First case scenario; It is mid-November. Mo and Curly are best friends(as good friends as two people can be two months into the school year). Mo suggests to Curly that they live together next year and Curly enthusiastically agrees. This way Curly doesn't need to worry about having a friend come March who wants to live with him.

But as the year continues, Mo and Curly meet new and different people. As March approaches, Mo decides that he really wants to live with some of his new friends but he doesn't want to live with Curly anymore. Although Curly is meeting new people as well (he's no loser), he still wants to live with Mo.

The problem arises when Mo realizes that Curly still wants to live with him and he doesn't have the heart or the courage to tell him that the feeling is not mutual. In fact, he doesn't even tell his until the week that rooming slips are due.
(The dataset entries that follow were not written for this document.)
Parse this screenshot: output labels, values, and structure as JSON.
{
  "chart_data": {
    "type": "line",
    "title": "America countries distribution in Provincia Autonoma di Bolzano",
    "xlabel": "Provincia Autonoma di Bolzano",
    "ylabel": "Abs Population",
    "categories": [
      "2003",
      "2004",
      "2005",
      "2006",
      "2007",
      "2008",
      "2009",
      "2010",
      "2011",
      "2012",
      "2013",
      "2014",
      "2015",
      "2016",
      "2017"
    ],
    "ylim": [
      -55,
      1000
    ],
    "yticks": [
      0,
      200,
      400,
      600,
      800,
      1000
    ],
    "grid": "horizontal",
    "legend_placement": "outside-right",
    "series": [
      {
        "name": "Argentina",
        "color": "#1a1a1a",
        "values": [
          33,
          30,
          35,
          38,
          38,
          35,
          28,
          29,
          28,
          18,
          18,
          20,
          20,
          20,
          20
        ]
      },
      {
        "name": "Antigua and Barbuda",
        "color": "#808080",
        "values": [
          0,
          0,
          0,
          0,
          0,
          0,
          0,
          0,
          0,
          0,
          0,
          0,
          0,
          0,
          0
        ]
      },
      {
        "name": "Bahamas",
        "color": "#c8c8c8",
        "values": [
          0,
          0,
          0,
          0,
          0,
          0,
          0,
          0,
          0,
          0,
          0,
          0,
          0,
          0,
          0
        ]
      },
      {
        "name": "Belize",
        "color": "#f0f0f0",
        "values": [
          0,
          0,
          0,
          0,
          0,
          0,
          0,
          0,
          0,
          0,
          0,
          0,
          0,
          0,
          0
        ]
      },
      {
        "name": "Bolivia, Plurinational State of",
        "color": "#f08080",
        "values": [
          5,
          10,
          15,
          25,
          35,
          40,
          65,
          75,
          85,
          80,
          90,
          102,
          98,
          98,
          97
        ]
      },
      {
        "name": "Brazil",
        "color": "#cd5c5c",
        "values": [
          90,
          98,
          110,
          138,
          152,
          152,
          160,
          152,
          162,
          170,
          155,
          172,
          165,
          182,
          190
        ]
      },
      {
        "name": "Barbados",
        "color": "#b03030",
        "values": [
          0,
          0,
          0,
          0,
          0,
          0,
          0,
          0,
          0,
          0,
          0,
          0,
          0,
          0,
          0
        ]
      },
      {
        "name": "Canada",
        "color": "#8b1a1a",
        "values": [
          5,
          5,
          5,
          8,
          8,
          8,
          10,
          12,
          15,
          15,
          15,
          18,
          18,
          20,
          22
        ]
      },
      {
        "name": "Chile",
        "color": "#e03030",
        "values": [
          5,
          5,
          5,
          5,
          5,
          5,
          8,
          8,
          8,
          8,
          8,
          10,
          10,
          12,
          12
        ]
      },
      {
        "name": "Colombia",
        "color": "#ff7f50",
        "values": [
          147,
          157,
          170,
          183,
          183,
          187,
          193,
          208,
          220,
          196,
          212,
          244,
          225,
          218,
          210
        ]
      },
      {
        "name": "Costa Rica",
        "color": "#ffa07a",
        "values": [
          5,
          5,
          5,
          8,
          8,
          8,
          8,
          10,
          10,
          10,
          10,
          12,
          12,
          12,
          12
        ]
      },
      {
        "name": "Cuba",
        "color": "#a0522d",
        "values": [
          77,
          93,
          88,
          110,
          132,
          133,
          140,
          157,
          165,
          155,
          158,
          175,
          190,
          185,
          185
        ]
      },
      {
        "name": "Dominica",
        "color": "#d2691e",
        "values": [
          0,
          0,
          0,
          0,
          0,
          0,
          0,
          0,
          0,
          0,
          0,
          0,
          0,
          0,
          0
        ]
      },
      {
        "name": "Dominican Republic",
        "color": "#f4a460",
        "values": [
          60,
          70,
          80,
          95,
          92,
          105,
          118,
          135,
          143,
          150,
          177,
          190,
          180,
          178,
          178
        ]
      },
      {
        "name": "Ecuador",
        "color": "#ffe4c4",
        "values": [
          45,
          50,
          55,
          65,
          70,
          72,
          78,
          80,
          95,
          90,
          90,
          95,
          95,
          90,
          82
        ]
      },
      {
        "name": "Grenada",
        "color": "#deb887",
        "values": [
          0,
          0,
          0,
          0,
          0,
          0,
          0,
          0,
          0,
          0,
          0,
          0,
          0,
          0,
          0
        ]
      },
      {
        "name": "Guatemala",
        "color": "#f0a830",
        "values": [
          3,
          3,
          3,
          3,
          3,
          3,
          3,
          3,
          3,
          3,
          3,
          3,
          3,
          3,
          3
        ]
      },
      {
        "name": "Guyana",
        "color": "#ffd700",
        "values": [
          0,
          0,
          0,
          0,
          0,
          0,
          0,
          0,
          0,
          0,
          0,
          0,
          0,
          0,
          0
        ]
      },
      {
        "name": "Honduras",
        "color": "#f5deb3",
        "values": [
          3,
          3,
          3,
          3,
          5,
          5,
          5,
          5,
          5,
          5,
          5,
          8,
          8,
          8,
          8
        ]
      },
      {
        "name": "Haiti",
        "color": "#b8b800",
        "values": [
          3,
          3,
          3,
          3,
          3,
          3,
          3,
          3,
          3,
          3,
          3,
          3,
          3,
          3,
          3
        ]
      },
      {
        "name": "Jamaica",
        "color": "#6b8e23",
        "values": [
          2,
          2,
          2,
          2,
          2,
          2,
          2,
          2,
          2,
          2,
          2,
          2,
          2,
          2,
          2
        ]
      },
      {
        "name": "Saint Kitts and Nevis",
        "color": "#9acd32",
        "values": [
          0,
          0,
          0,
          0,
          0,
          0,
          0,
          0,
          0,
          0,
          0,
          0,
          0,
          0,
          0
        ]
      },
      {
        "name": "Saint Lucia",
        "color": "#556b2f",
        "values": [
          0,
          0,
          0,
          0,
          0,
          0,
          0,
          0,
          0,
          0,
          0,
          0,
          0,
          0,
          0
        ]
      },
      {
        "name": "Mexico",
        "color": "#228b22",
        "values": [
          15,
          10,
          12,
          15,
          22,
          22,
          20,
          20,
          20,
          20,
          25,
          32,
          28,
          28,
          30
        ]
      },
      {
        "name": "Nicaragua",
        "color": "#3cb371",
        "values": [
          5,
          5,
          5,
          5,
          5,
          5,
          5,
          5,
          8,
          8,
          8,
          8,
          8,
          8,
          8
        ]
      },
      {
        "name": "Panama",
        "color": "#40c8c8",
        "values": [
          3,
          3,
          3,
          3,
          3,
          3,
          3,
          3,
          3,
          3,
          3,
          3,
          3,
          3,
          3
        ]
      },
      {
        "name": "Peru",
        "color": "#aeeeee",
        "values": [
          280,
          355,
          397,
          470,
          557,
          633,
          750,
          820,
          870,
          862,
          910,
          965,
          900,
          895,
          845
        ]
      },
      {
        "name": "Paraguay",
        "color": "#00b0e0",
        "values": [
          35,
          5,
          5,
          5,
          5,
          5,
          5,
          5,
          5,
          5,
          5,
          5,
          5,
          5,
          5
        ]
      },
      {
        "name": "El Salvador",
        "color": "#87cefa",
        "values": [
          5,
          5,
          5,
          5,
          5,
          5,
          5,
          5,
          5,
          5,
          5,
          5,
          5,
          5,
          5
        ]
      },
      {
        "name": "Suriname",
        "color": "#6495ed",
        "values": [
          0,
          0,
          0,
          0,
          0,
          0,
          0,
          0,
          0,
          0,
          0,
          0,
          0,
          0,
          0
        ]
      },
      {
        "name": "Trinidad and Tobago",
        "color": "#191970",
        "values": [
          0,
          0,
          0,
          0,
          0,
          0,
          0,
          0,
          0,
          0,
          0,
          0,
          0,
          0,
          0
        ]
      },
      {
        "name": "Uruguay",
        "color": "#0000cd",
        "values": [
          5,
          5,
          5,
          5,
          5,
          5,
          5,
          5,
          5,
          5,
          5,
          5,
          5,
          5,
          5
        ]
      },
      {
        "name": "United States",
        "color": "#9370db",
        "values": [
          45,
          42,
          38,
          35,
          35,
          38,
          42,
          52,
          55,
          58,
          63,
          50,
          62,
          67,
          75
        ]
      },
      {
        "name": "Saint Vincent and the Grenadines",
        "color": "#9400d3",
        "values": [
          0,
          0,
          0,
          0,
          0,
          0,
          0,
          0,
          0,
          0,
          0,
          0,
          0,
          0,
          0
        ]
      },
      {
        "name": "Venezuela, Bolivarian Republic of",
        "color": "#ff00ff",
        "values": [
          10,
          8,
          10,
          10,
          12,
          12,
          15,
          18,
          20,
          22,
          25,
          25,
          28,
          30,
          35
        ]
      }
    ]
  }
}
Curly despises Mo, and Mo loses his first friend Curly.

Second case scenario: It is again mid-November. Mo and Curly are still great friends. They talk about the possibility of living together next year and both like it.

Mo and Curly meet new and different people, but this time even though Mo wants to live with his new-found friends, he also wants to live with Curly.

The problem now is that Mo's friends don't want to live with Curly and don't particularly care if Mo wants to live with Curly. In fact, Mo's three new friends even say that since it is three against two in favor of not living with Curly, that Curly cannot be a part of their block and Mo must tell him so.

Mo tells Curly, but Curly is still hurt because he thinks that Mo is giving into social pressure. Curly despises Mo and Mo loses his first friend Curly.

These two scenarios are unfortunately very common now, especially in the past couple of days as the pressure to finalize roommates and block mates kicks in. But these scenarios could have been avoided--or at least Curly's friendship with Mo could have been saved.

In the first scenario, there is an obvious lack of communication. But the root of the problem is that Mo and Curly should not have been thinking about who they were going to live with in November.

One of the things that I have observed since I have been here is that friends change. It is reasonable to assume that in the majority of cases, the friends that you make during orientation week aren't going to be your best friends come March.

It is therefore vital for first-years to wait a sufficient amount of time before even thinking about possible living arrangements for next year--or else too many feelings will be hurt come March.

In the second scenario, Curly and Mo are being treated unfairly by Mo's new friends. Their refusal to compromise leads to unnecessary aggravation.

First-years are finding it increasingly difficult to compromise when it comes to rooming. It is a rare occasion when there exists a perfect blocking group in which everyone is best friends with everyone else and can live with Brady Bunch-like contentment.

There is nothing wrong with compromising and accepting someone in your rooming or blocking group who you're not great friends with (yet), especially if someone in your rooming group really wants to live with them. First-years need to be more sympathetic and less selfish.

This is no doubt a very sensitive and difficult issue for any first-year at Harvard. Being a first-year myself, I am no expert, but I have experienced various forms of the two case scenarios. So here are some tips to help make things a little easier to deal with:

1)Don't be a Mo. The earlier you tell someone that you don't want to live with them or that your rooming group doesn't want to live with them the better. You need to be sensitive to this person's feelings and give them ample time to find another rooming situation.

2) Don't be a Curly. Keep some options open in regard to who you live with next year. Friends change.

3) Don't be like Mo's friends. Be open-minded and be willing to compromise. You will constantly meet new people and living with a friend of a friend is a perfect opportunity.

4) Don't be like Mo and Curly. Wait until late January of February to start thinking and talking about rooming for the following year.

Harvard students are used to planning ahead. When it comes to rooming groups, they may need to kick a good habit.